I have a dataframe with multiple companies and countries' data that I am trying to transform in parallel using a function. The data takes a format like this but is much larger and with many more clients:
I have made a dask dataframe that combines the companygroupname and country to make a blended column that I am trying to use as an index for partitions.
I don't want to use npartitions > 1 when making the dask dataframe as that can randomly put half of my client's data in one partition and then the other half in another partition (as far as I can tell)
Here is what I have tried, my question is how can I properly split up my dataframe into specified partitions in order to process each one of them in parallel through my transformation function?
Many thanks in advance for any help
def calculate_predictions(df):
df['CompanyCountryCombined'] = df['CompanyGroupName'].astype(str) + '-' + df['Country']
# Convert pandas DataFrame to Dask DataFrame with one partition
ddf = dd.from_pandas(df, npartitions=1)
ddf = ddf.set_index('CompanyCountryCombined', sorted=True).repartition(partition_size="10MB") # Here I am trying to repartition the data across the combined index
list_of_output_columns = [] # defined elsewhere
# Define meta DataFrame to specify the output format
meta = pd.DataFrame(columns=[list_of_output_columns])
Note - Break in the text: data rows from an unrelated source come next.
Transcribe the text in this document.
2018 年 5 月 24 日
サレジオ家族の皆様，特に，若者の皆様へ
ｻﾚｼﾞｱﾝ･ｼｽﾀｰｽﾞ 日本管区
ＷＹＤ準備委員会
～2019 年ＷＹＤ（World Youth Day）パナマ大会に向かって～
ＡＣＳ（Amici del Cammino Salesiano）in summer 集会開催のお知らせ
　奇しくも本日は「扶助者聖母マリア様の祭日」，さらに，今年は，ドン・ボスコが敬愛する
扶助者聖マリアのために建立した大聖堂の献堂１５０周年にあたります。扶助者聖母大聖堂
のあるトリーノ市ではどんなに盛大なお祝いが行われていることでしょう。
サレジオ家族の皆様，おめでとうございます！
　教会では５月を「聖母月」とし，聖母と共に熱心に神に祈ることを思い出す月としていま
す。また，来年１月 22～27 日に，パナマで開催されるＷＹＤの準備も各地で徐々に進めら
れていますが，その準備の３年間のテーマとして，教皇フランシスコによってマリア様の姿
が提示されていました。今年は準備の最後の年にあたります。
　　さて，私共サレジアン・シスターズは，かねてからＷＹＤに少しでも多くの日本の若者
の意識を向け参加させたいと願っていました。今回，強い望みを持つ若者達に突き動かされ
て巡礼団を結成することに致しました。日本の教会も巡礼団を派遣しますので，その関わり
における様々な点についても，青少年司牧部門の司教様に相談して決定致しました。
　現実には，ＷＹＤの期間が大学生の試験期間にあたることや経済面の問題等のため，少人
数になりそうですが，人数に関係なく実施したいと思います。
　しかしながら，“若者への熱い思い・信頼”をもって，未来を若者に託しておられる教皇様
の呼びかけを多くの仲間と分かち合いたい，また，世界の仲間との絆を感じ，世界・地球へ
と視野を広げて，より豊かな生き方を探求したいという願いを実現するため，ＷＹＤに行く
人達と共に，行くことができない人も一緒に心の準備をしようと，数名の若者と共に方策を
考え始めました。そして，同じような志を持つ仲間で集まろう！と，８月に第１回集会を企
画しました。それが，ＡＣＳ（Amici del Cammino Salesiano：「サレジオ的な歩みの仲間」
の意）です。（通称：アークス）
ddf = ddf.sort_values(by=['CompanyCountryCombined','Date'])
models = {} # defined elsewhere too
# Processing the partitions through the process_forecast_group function which is also defined elsewhere
final_results = ddf.groupby('CompanyCountryCombined').apply(
lambda partition: process_forecast_group(partition, models),
meta=meta
).compute()
return final_results
I ended up solving this by taking a unique list of the desired partitions and then repartitioning over those divisions:
import dask.dataframe as dd
import pandas as pd
def calculate_predictions(df):
def create_dask_df(pandas_df, columns_to_combine=list):
# Creates a column that will be used to partition the data based on desired column list
pandas_df['combined'] = pandas_df[columns_to_combine].astype(str).agg('-'.join, axis=1)
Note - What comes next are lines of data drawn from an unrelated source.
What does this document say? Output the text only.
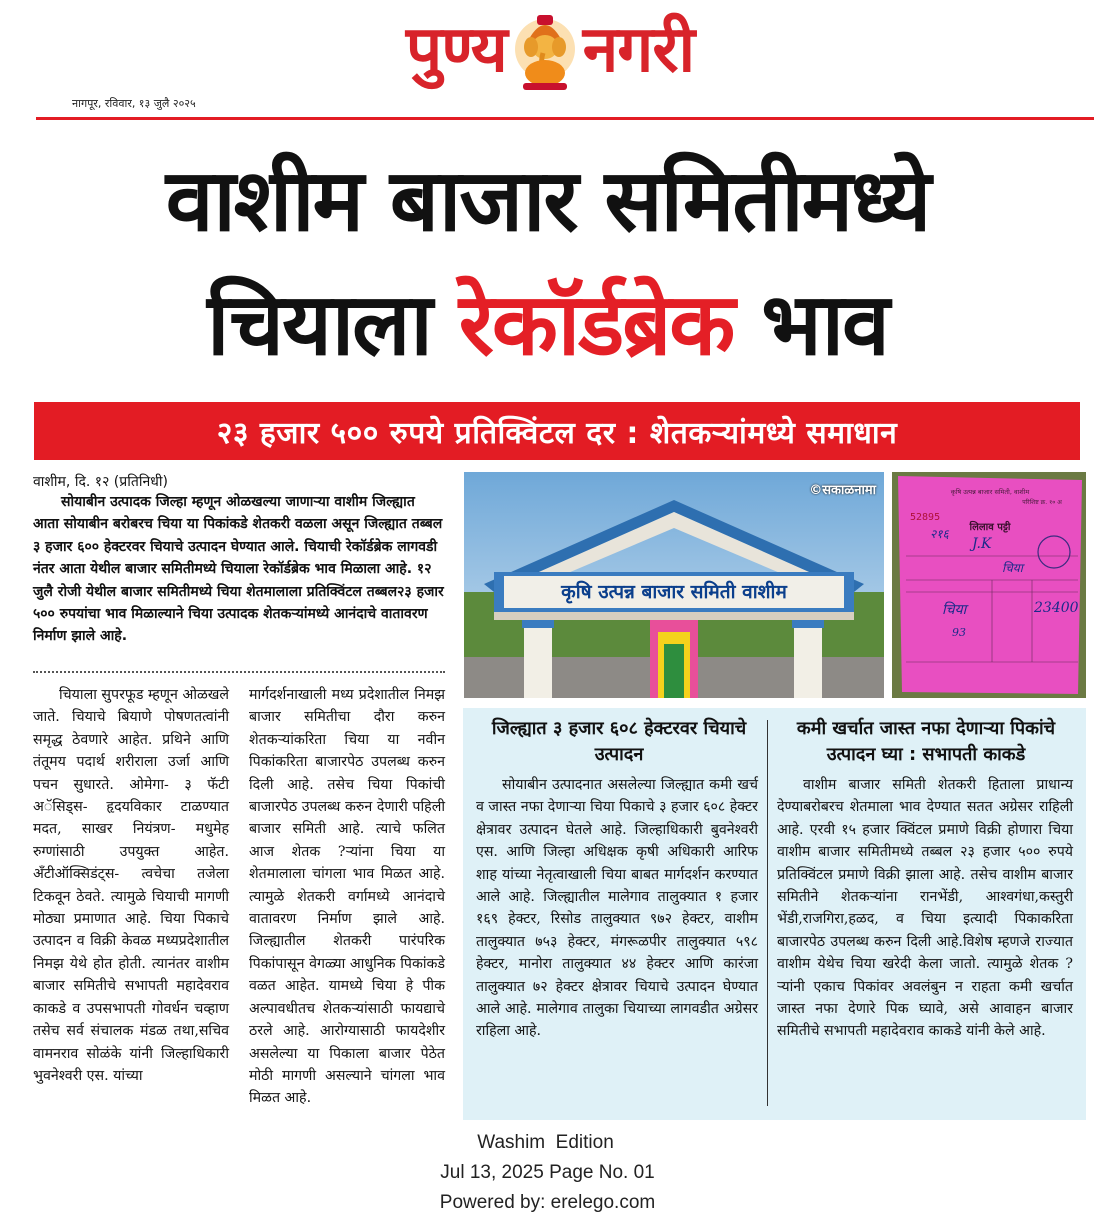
पुण्य नगरी
नागपूर, रविवार, १३ जुलै २०२५
वाशीम बाजार समितीमध्ये
चियाला रेकॉर्डब्रेक भाव
२३ हजार ५०० रुपये प्रतिक्विंटल दर : शेतकऱ्यांमध्ये समाधान
वाशीम, दि. १२ (प्रतिनिधी)

सोयाबीन उत्पादक जिल्हा म्हणून ओळखल्या जाणाऱ्या वाशीम जिल्ह्यात आता सोयाबीन बरोबरच चिया या पिकांकडे शेतकरी वळला असून जिल्ह्यात तब्बल ३ हजार ६०० हेक्टरवर चियाचे उत्पादन घेण्यात आले. चियाची रेकॉर्डब्रेक लागवडी नंतर आता येथील बाजार समितीमध्ये चियाला रेकॉर्डब्रेक भाव मिळाला आहे. १२ जुलै रोजी येथील बाजार समितीमध्ये चिया शेतमालाला प्रतिक्विंटल तब्बल२३ हजार ५०० रुपयांचा भाव मिळाल्याने चिया उत्पादक शेतकऱ्यांमध्ये आनंदाचे वातावरण निर्माण झाले आहे.

चियाला सुपरफूड म्हणून ओळखले जाते. चियाचे बियाणे पोषणतत्वांनी समृद्ध ठेवणारे आहेत. प्रथिने आणि तंतूमय पदार्थ शरीराला उर्जा आणि पचन सुधारते. ओमेगा- ३ फॅटी अॅसिड्स- हृदयविकार टाळण्यात मदत, साखर नियंत्रण- मधुमेह रुग्णांसाठी उपयुक्त आहेत. अँटीऑक्सिडंट्स- त्वचेचा तजेला टिकवून ठेवते. त्यामुळे चियाची मागणी मोठ्या प्रमाणात आहे. चिया पिकाचे उत्पादन व विक्री केवळ मध्यप्रदेशातील निमझ येथे होत होती. त्यानंतर वाशीम बाजार समितीचे सभापती महादेवराव काकडे व उपसभापती गोवर्धन चव्हाण तसेच सर्व संचालक मंडळ तथा,सचिव वामनराव सोळंके यांनी जिल्हाधिकारी भुवनेश्वरी एस. यांच्या

मार्गदर्शनाखाली मध्य प्रदेशातील निमझ बाजार समितीचा दौरा करुन शेतकऱ्यांकरिता चिया या नवीन पिकांकरिता बाजारपेठ उपलब्ध करुन दिली आहे. तसेच चिया पिकांची बाजारपेठ उपलब्ध करुन देणारी पहिली बाजार समिती आहे. त्याचे फलित आज शेतक ?ऱ्यांना चिया या शेतमालाला चांगला भाव मिळत आहे. त्यामुळे शेतकरी वर्गामध्ये आनंदाचे वातावरण निर्माण झाले आहे. जिल्ह्यातील शेतकरी पारंपरिक पिकांपासून वेगळ्या आधुनिक पिकांकडे वळत आहेत. यामध्ये चिया हे पीक अल्पावधीतच शेतकऱ्यांसाठी फायद्याचे ठरले आहे. आरोग्यासाठी फायदेशीर असलेल्या या पिकाला बाजार पेठेत मोठी मागणी असल्याने चांगला भाव मिळत आहे.

कृषि उत्पन्न बाजार समिती वाशीम
©सकाळनामा	कृषि उत्पन्न बाजार समिती, वाशीम
परिशिष्ट क्र. १० अ
52895
लिलाव पट्टी
२१६
J.K
चिया
चिया	23400
93
जिल्ह्यात ३ हजार ६०८ हेक्टरवर चियाचे उत्पादन
कमी खर्चात जास्त नफा देणाऱ्या पिकांचे उत्पादन घ्या : सभापती काकडे

सोयाबीन उत्पादनात असलेल्या जिल्ह्यात कमी खर्च व जास्त नफा देणाऱ्या चिया पिकाचे ३ हजार ६०८ हेक्टर क्षेत्रावर उत्पादन घेतले आहे. जिल्हाधिकारी बुवनेश्वरी एस. आणि जिल्हा अधिक्षक कृषी अधिकारी आरिफ शाह यांच्या नेतृत्वाखाली चिया बाबत मार्गदर्शन करण्यात आले आहे. जिल्ह्यातील मालेगाव तालुक्यात १ हजार १६९ हेक्टर, रिसोड तालुक्यात ९७२ हेक्टर, वाशीम तालुक्यात ७५३ हेक्टर, मंगरूळपीर तालुक्यात ५९८ हेक्टर, मानोरा तालुक्यात ४४ हेक्टर आणि कारंजा तालुक्यात ७२ हेक्टर क्षेत्रावर चियाचे उत्पादन घेण्यात आले आहे. मालेगाव तालुका चियाच्या लागवडीत अग्रेसर राहिला आहे.

वाशीम बाजार समिती शेतकरी हिताला प्राधान्य देण्याबरोबरच शेतमाला भाव देण्यात सतत अग्रेसर राहिली आहे. एरवी १५ हजार क्विंटल प्रमाणे विक्री होणारा चिया वाशीम बाजार समितीमध्ये तब्बल २३ हजार ५०० रुपये प्रतिक्विंटल प्रमाणे विक्री झाला आहे. तसेच वाशीम बाजार समितीने शेतकऱ्यांना रानभेंडी, आश्वगंधा,कस्तुरी भेंडी,राजगिरा,हळद, व चिया इत्यादी पिकाकरिता बाजारपेठ उपलब्ध करुन दिली आहे.विशेष म्हणजे राज्यात वाशीम येथेच चिया खरेदी केला जातो. त्यामुळे शेतक ?ऱ्यांनी एकाच पिकांवर अवलंबुन न राहता कमी खर्चात जास्त नफा देणारे पिक घ्यावे, असे आवाहन बाजार समितीचे सभापती महादेवराव काकडे यांनी केले आहे.

Washim  Edition
Jul 13, 2025 Page No. 01
Powered by: erelego.com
# Dask requires the data to be partitioned, we set it to 1 initially to create the ddf with all the data in one dataframe
ddf = dd.from_pandas(df, npartitions=1)
# Sets the index of the dask dataframe to the combined column
ddf = ddf.set_index('combined', sorted=True)
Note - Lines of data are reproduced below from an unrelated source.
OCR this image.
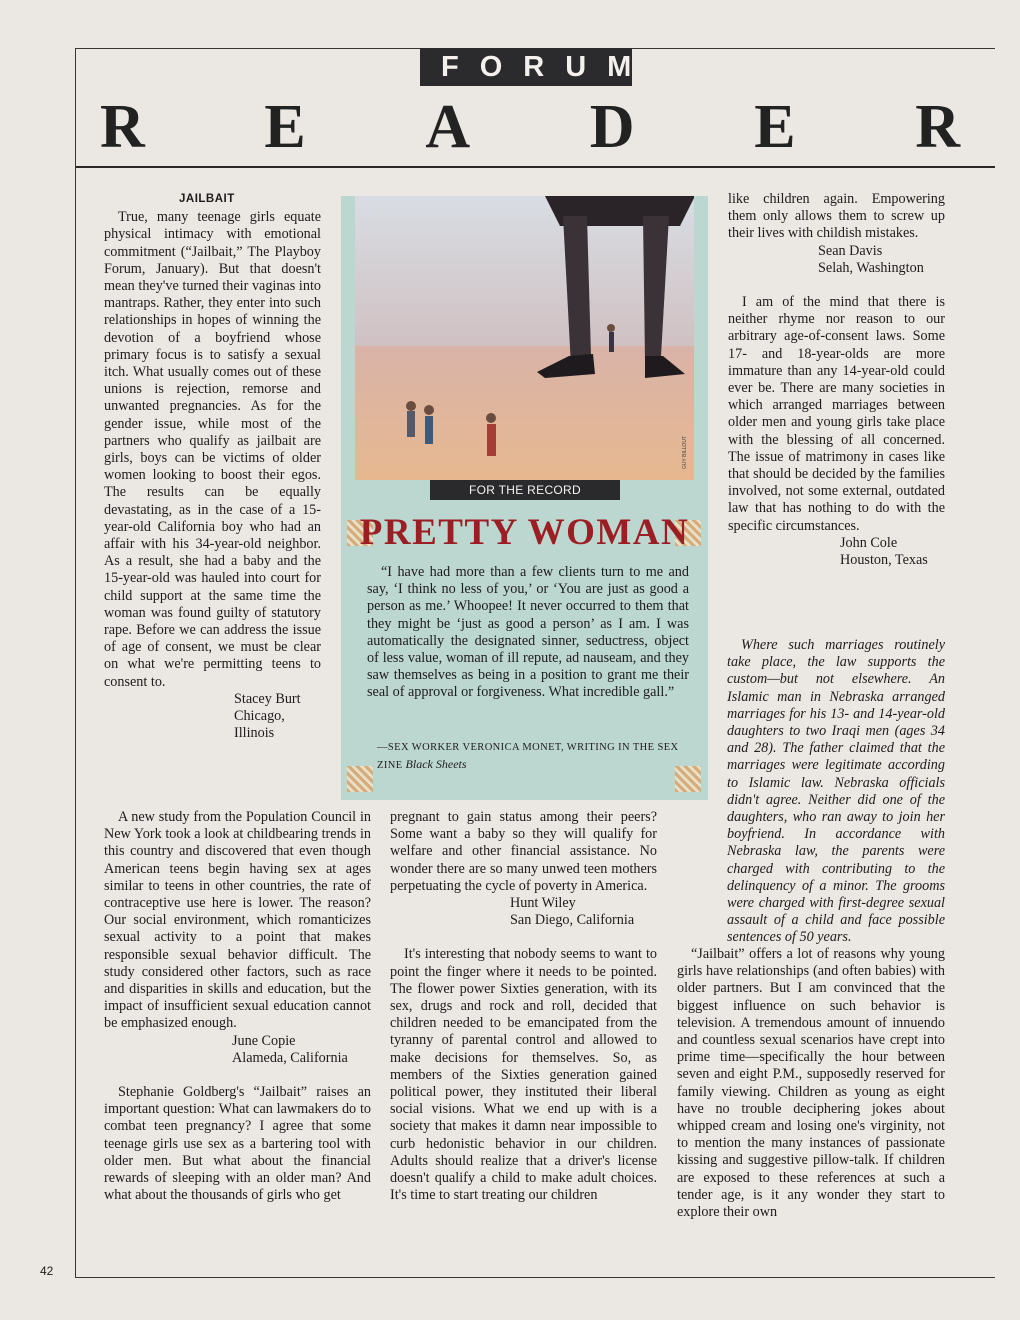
FORUM
R E A D E R

JAILBAIT

True, many teenage girls equate physical intimacy with emotional commitment (“Jailbait,” The Playboy Forum, January). But that doesn't mean they've turned their vaginas into mantraps. Rather, they enter into such relationships in hopes of winning the devotion of a boyfriend whose primary focus is to satisfy a sexual itch. What usually comes out of these unions is rejection, remorse and unwanted pregnancies. As for the gender issue, while most of the partners who qualify as jailbait are girls, boys can be victims of older women looking to boost their egos. The results can be equally devastating, as in the case of a 15-year-old California boy who had an affair with his 34-year-old neighbor. As a result, she had a baby and the 15-year-old was hauled into court for child support at the same time the woman was found guilty of statutory rape. Before we can address the issue of age of consent, we must be clear on what we're permitting teens to consent to.

Stacey Burt

Chicago, Illinois

A new study from the Population Council in New York took a look at childbearing trends in this country and discovered that even though American teens begin having sex at ages similar to teens in other countries, the rate of contraceptive use here is lower. The reason? Our social environment, which romanticizes sexual activity to a point that makes responsible sexual behavior difficult. The study considered other factors, such as race and disparities in skills and education, but the impact of insufficient sexual education cannot be emphasized enough.

June Copie

Alameda, California

Stephanie Goldberg's “Jailbait” raises an important question: What can lawmakers do to combat teen pregnancy? I agree that some teenage girls use sex as a bartering tool with older men. But what about the financial rewards of sleeping with an older man? And what about the thousands of girls who get

pregnant to gain status among their peers? Some want a baby so they will qualify for welfare and other financial assistance. No wonder there are so many unwed teen mothers perpetuating the cycle of poverty in America.

Hunt Wiley

San Diego, California

It's interesting that nobody seems to want to point the finger where it needs to be pointed. The flower power Sixties generation, with its sex, drugs and rock and roll, decided that children needed to be emancipated from the tyranny of parental control and allowed to make decisions for themselves. So, as members of the Sixties generation gained political power, they instituted their liberal social visions. What we end up with is a society that makes it damn near impossible to curb hedonistic behavior in our children. Adults should realize that a driver's license doesn't qualify a child to make adult choices. It's time to start treating our children

like children again. Empowering them only allows them to screw up their lives with childish mistakes.

Sean Davis

Selah, Washington

I am of the mind that there is neither rhyme nor reason to our arbitrary age-of-consent laws. Some 17- and 18-year-olds are more immature than any 14-year-old could ever be. There are many societies in which arranged marriages between older men and young girls take place with the blessing of all concerned. The issue of matrimony in cases like that should be decided by the families involved, not some external, outdated law that has nothing to do with the specific circumstances.

John Cole

Houston, Texas

Where such marriages routinely take place, the law supports the custom—but not elsewhere. An Islamic man in Nebraska arranged marriages for his 13- and 14-year-old daughters to two Iraqi men (ages 34 and 28). The father claimed that the marriages were legitimate according to Islamic law. Nebraska officials didn't agree. Neither did one of the daughters, who ran away to join her boyfriend. In accordance with Nebraska law, the parents were charged with contributing to the delinquency of a minor. The grooms were charged with first-degree sexual assault of a child and face possible sentences of 50 years.

GUY BILLOUT
FOR THE RECORD
PRETTY WOMAN
“I have had more than a few clients turn to me and say, ‘I think no less of you,’ or ‘You are just as good a person as me.’ Whoopee! It never occurred to them that they might be ‘just as good a person’ as I am. I was automatically the designated sinner, seductress, object of less value, woman of ill repute, ad nauseam, and they saw themselves as being in a position to grant me their seal of approval or forgiveness. What incredible gall.”
—SEX WORKER VERONICA MONET, WRITING IN THE SEX ZINE Black Sheets

“Jailbait” offers a lot of reasons why young girls have relationships (and often babies) with older partners. But I am convinced that the biggest influence on such behavior is television. A tremendous amount of innuendo and countless sexual scenarios have crept into prime time—specifically the hour between seven and eight P.M., supposedly reserved for family viewing. Children as young as eight have no trouble deciphering jokes about whipped cream and losing one's virginity, not to mention the many instances of passionate kissing and suggestive pillow-talk. If children are exposed to these references at such a tender age, is it any wonder they start to explore their own

42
# Gets the list of unique combined values into a list, ready to repartition by these values
list_of_uniques = sorted(df['combined'].unique().tolist())
# The range of dask repartitioning cuts the list short by 1 so we need to increase it intentionally with a dupe
division_list = list_of_uniques + [list_of_uniques[-1]]
# Repartitions the dask dataframe based on the list of unique combined column
ddf = ddf.repartition(divisions=division_list)
return ddf
columns_to_partition_over = ['CompanyGroupName', 'Country']
ddf = create_dask_df(df, columns_to_partition_over)
list_of_output_columns = [] # defined elsewhere
meta = pd.DataFrame(columns=[list_of_output_columns]) # Define meta DataFrame to specify the output format
models = {} # defined elsewhere too
# Processing the partitions through the process_forecast_group function which is also defined elsewhere
final_results = ddf.map_partitions(
lambda partition: process_forecast_group(partition.sort_values('Date'), models),
meta=meta
).compute()
return final_results